Bab 6: Pulang

1.1K 117 12
                                    

"Kenapa, Bang? Tumben, pagi-pagi lo udah nyuruh anak-anak ngumpul di basecamp?"

Aldo yang baru sampai dengan beberapa orang laki-laki di belakangnya menghampiri Adhim yang tampak duduk dengan tangan terlipat di atas sebuah peti kayu yang ada di sebuah ruangan mirip gudang yang luasnya hampir menyerupai lapangan sepak bola itu.

Ada sebuah arena kick boxing di salah satu sudut ruangannya dengan berbagai peralatan latihan bela diri, perkakas bengkel, meja-kursi, juga barang-barang lain di tempat yang Aldo sebut basecamp itu.

Adhim tidak langsung menjawab. Ia membiarkan Aldo mencari tempat duduk di meja-kursi yang ada di sekitarnya bersama pemuda-pemuda yang lain lalu mulai bersuara.

"Gue mau balik ke Kediri," katanya yang langsung membuat Aldo dan pemuda-pemuda yang datang bersamanya saling menatap dengan tatapan bingung.

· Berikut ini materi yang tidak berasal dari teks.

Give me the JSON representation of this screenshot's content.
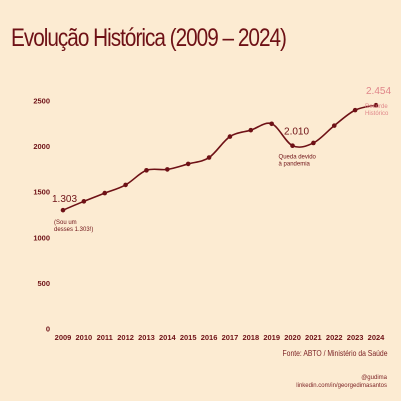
{
  "title": "Evolução Histórica (2009 – 2024)",
  "source": "Fonte: ABTO / Ministério da Saúde",
  "handle": "@gudima",
  "link": "linkedin.com/in/georgedimasantos",
  "colors": {
    "background": "#fcebd2",
    "line": "#6e1116",
    "text": "#6e1116",
    "highlight": "#e0868a"
  },
  "chart_data": {
    "type": "line",
    "title": "Evolução Histórica (2009 – 2024)",
    "xlabel": "",
    "ylabel": "",
    "ylim": [
      0,
      2500
    ],
    "yticks": [
      0,
      500,
      1000,
      1500,
      2000,
      2500
    ],
    "grid": false,
    "categories": [
      "2009",
      "2010",
      "2011",
      "2012",
      "2013",
      "2014",
      "2015",
      "2016",
      "2017",
      "2018",
      "2019",
      "2020",
      "2021",
      "2022",
      "2023",
      "2024"
    ],
    "values": [
      1303,
      1400,
      1490,
      1580,
      1740,
      1750,
      1810,
      1880,
      2110,
      2180,
      2250,
      2010,
      2040,
      2230,
      2400,
      2454
    ],
    "annotations": [
      {
        "category": "2009",
        "value_label": "1.303",
        "note": "(Sou um desses 1.303!)",
        "highlight": false
      },
      {
        "category": "2020",
        "value_label": "2.010",
        "note": "Queda devido à pandemia",
        "highlight": false
      },
      {
        "category": "2024",
        "value_label": "2.454",
        "note": "Recorde Histórico",
        "highlight": true
      }
    ]
  }
}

"Maksud lo, Bang?" Aldo bertanya mewakili semuanya.

Adhim tersenyum simpul. "Gue mau balik ke Kediri karena ada urusan di rumah. Dan sekarang, tujuan gue ngumpulin kalian semua di sini mau pamit."

"Maksud lo. Lo nggak akan balik lagi, Bang?" sambar seseorang yang duduk tepat di samping Aldo dengan nada terkejut dan panik. Yang lain juga langsung memasang ekspresi serupa menatap Adhim sembari menunggu jawabannya.

Adhim terkekeh. "Pasti balik lah, Dan," jawabnya. "Skripsi gue gimana kalo gue tinggal?! Gue udah kuliah sejauh ini masa nggak gue kelarin saat udah waktunya."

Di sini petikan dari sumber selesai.